NIH Director Francis Collins has announced that NIH is proposing several steps to set us on a stronger, more stable path, and to assure that NIH is maximizing the impact of the public dollars we spend. We will continue our work in monitoring, on a trans-agency level, the number and characteristics of the researchers we support with the idea that by doing so we can broaden and diversify the enterprise. We will take additional efforts to identify funding for even more early stage investigators who submit meritorious applications. When necessary, we will encourage use of bridge funding to offer additional stability and chances for obtaining an award.
To improve opportunities for early established mid-career investigators, we will take special steps to identify meritorious applicants who are only one grant away from losing all funding. Prioritizing these applicants for funding consideration may alleviate the squeeze being felt by mid-career investigators.
And we will monitor, on a trans-agency basis, investigators’ Grant Support Index, with the idea that over time and in close consultation with the extramural research community, we will phase in a resetting of expectation for total support provided to any one investigator. We plan to implement a Grant Support Index cap of 21 points, essentially the equivalent of 3 single-PI R01 grants. Over the next few weeks to months, we will meet with NIH Advisory Councils and other stakeholder groups to explore how best to phase in and implement this cap – so that formal assessment of grant support can be used to best inform, on a trans-NIH basis, our funding decisions.
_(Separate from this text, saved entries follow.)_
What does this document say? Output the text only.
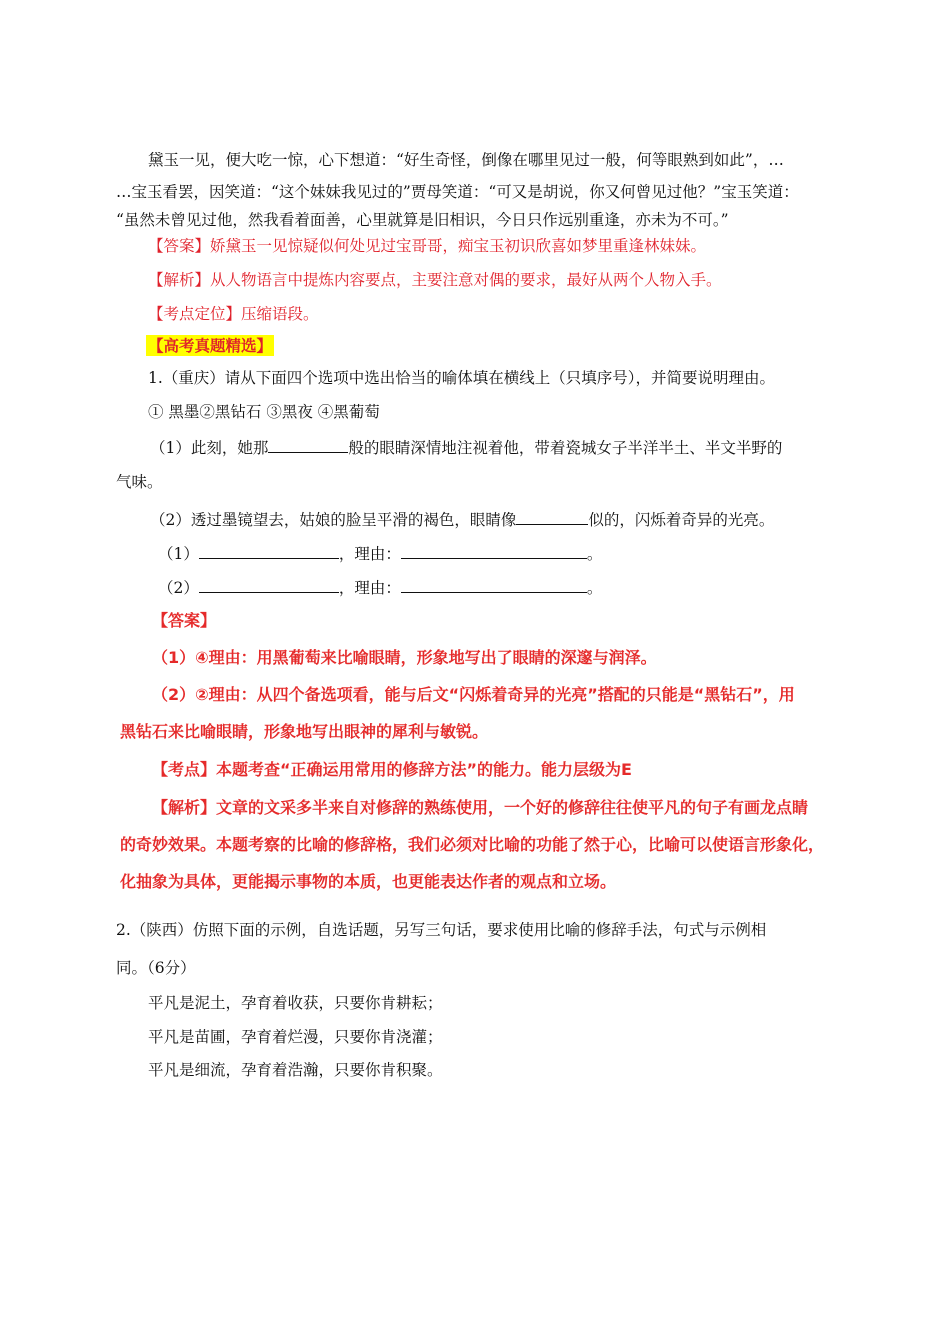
黛玉一见，便大吃一惊，心下想道：“好生奇怪，倒像在哪里见过一般，何等眼熟到如此”，…
…宝玉看罢，因笑道：“这个妹妹我见过的”贾母笑道：“可又是胡说，你又何曾见过他？”宝玉笑道：
“虽然未曾见过他，然我看着面善，心里就算是旧相识，今日只作远别重逢，亦未为不可。”
【答案】娇黛玉一见惊疑似何处见过宝哥哥，痴宝玉初识欣喜如梦里重逢林妹妹。
【解析】从人物语言中提炼内容要点，主要注意对偶的要求，最好从两个人物入手。
【考点定位】压缩语段。
【高考真题精选】
1.（重庆）请从下面四个选项中选出恰当的喻体填在横线上（只填序号），并简要说明理由。
① 黑墨②黑钻石 ③黑夜 ④黑葡萄
（1）此刻，她那	般的眼睛深情地注视着他，带着瓷城女子半洋半土、半文半野的
气味。
（2）透过墨镜望去，姑娘的脸呈平滑的褐色，眼睛像	似的，闪烁着奇异的光亮。
（1）	，理由：	。
（2）	，理由：	。
【答案】
（1）④理由：用黑葡萄来比喻眼睛，形象地写出了眼睛的深邃与润泽。
（2）②理由：从四个备选项看，能与后文“闪烁着奇异的光亮”搭配的只能是“黑钻石”，用
黑钻石来比喻眼睛，形象地写出眼神的犀利与敏锐。
【考点】本题考查“正确运用常用的修辞方法”的能力。能力层级为E
【解析】文章的文采多半来自对修辞的熟练使用，一个好的修辞往往使平凡的句子有画龙点睛
的奇妙效果。本题考察的比喻的修辞格，我们必须对比喻的功能了然于心，比喻可以使语言形象化，
化抽象为具体，更能揭示事物的本质，也更能表达作者的观点和立场。
2.（陕西）仿照下面的示例，自选话题，另写三句话，要求使用比喻的修辞手法，句式与示例相
同。（6分）
平凡是泥土，孕育着收获，只要你肯耕耘；
平凡是苗圃，孕育着烂漫，只要你肯浇灌；
平凡是细流，孕育着浩瀚，只要你肯积聚。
In our conversations over the next weeks and months, we will need to consider carefully a number of issues and details. How should the Grant Support Index be calibrated? Should we assign more or fewer points to certain grant mechanisms? What headline metrics should we follow? How will we know whether we achieving desired effects of funding more early career investigators and stabilizing their trajectories? How do we assure that we don’t inflict unintended harms on scientific progress, on the productivity of highly productive consortia, or on the stability of the research ecosystem? When would it be appropriate to allow exceptions to caps on individual researchers? How will decisions on exceptions be made? And what analogous steps should be taken with NIH’s Intramural Research Program?
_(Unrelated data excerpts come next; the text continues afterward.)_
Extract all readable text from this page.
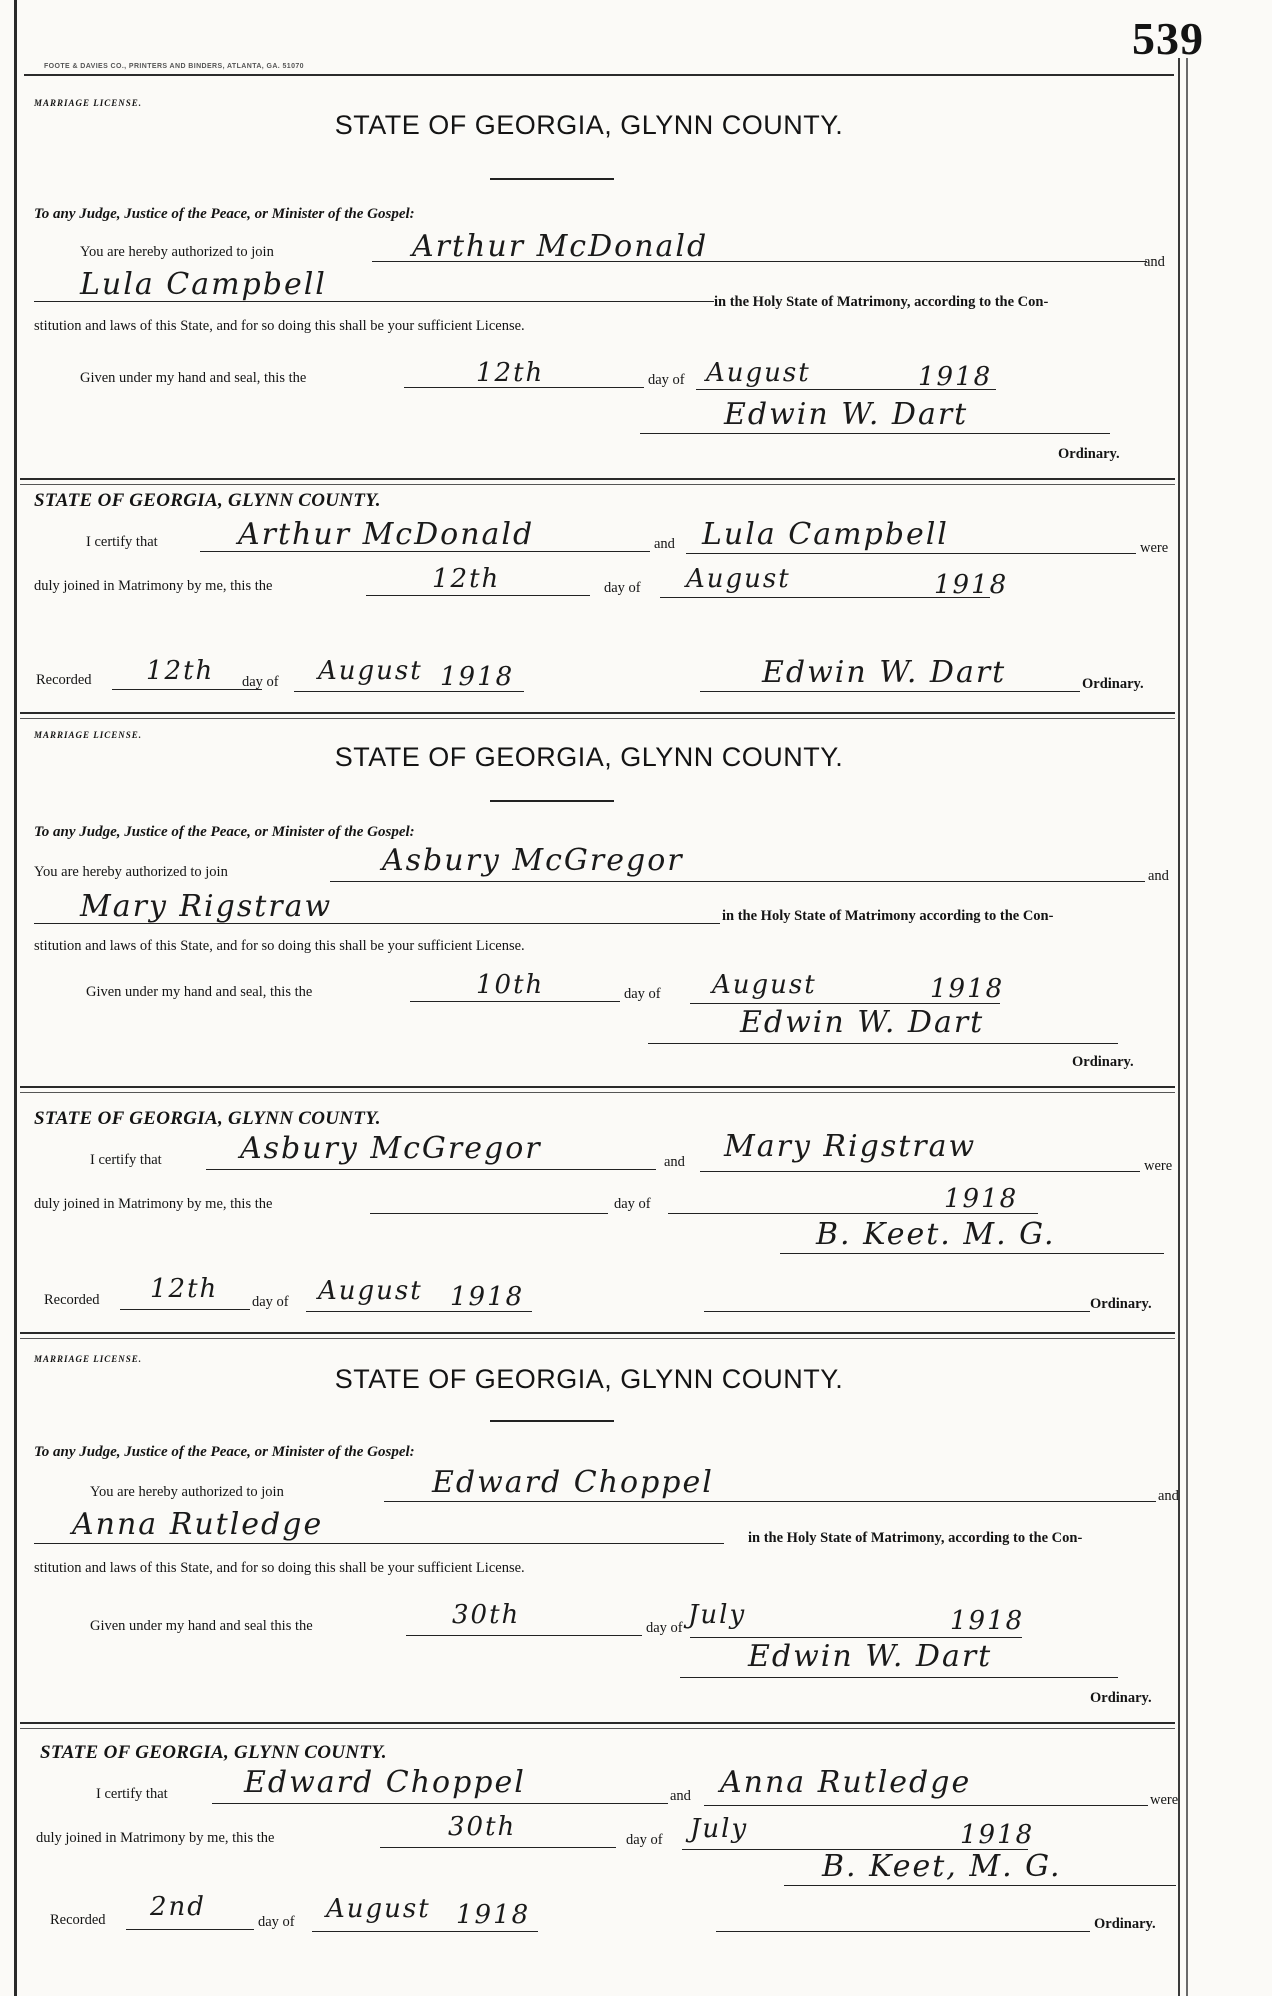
FOOTE & DAVIES CO., PRINTERS AND BINDERS, ATLANTA, GA. 51070
539
MARRIAGE LICENSE.
STATE OF GEORGIA, GLYNN COUNTY.
To any Judge, Justice of the Peace, or Minister of the Gospel:
You are hereby authorized to join	Arthur McDonald	and
Lula Campbell	in the Holy State of Matrimony, according to the Con-
stitution and laws of this State, and for so doing this shall be your sufficient License.
Given under my hand and seal, this the	12th	day of August	1918
Edwin W. Dart
Ordinary.
STATE OF GEORGIA, GLYNN COUNTY.
I certify that	Arthur McDonald	and Lula Campbell	were
duly joined in Matrimony by me, this the	12th	day of August	1918
Recorded 12th day of August 1918	Edwin W. Dart	Ordinary.
MARRIAGE LICENSE.
STATE OF GEORGIA, GLYNN COUNTY.
To any Judge, Justice of the Peace, or Minister of the Gospel:
You are hereby authorized to join	Asbury McGregor	and
Mary Rigstraw	in the Holy State of Matrimony according to the Con-
stitution and laws of this State, and for so doing this shall be your sufficient License.
Given under my hand and seal, this the	10th	day of August	1918
Edwin W. Dart
Ordinary.
STATE OF GEORGIA, GLYNN COUNTY.
I certify that	Asbury McGregor	and Mary Rigstraw
were
duly joined in Matrimony by me, this the	day of	1918
B. Keet. M. G.
Recorded 12th day of August 1918	Ordinary.
MARRIAGE LICENSE.
STATE OF GEORGIA, GLYNN COUNTY.
To any Judge, Justice of the Peace, or Minister of the Gospel:
You are hereby authorized to join	Edward Choppel	and
Anna Rutledge	in the Holy State of Matrimony, according to the Con-
stitution and laws of this State, and for so doing this shall be your sufficient License.
Given under my hand and seal this the	30th	day of July	1918
Edwin W. Dart
Ordinary.
STATE OF GEORGIA, GLYNN COUNTY.
I certify that	Edward Choppel	and Anna Rutledge	were
duly joined in Matrimony by me, this the	30th	day of July	1918
B. Keet, M. G.
Recorded 2nd	day of August 1918	Ordinary.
We recognize the serious challenges and dangers that we face given increasing degrees of hypercompetition and scientific complexity. Yet, NIH is committed to assuring the robustness and stability of the next generation of investigators. We have a responsibility to the public to assure that we are optimizing the use of our limited resources to obtain the maximum impact possible. We look forward to working with you to figure how best we can use the tools available to us to “bend the curves,” including resetting expectation on support provided to any one research group. Finally, we will monitor and track data to assess progress, make corrections as needed, and mitigate unintended consequences.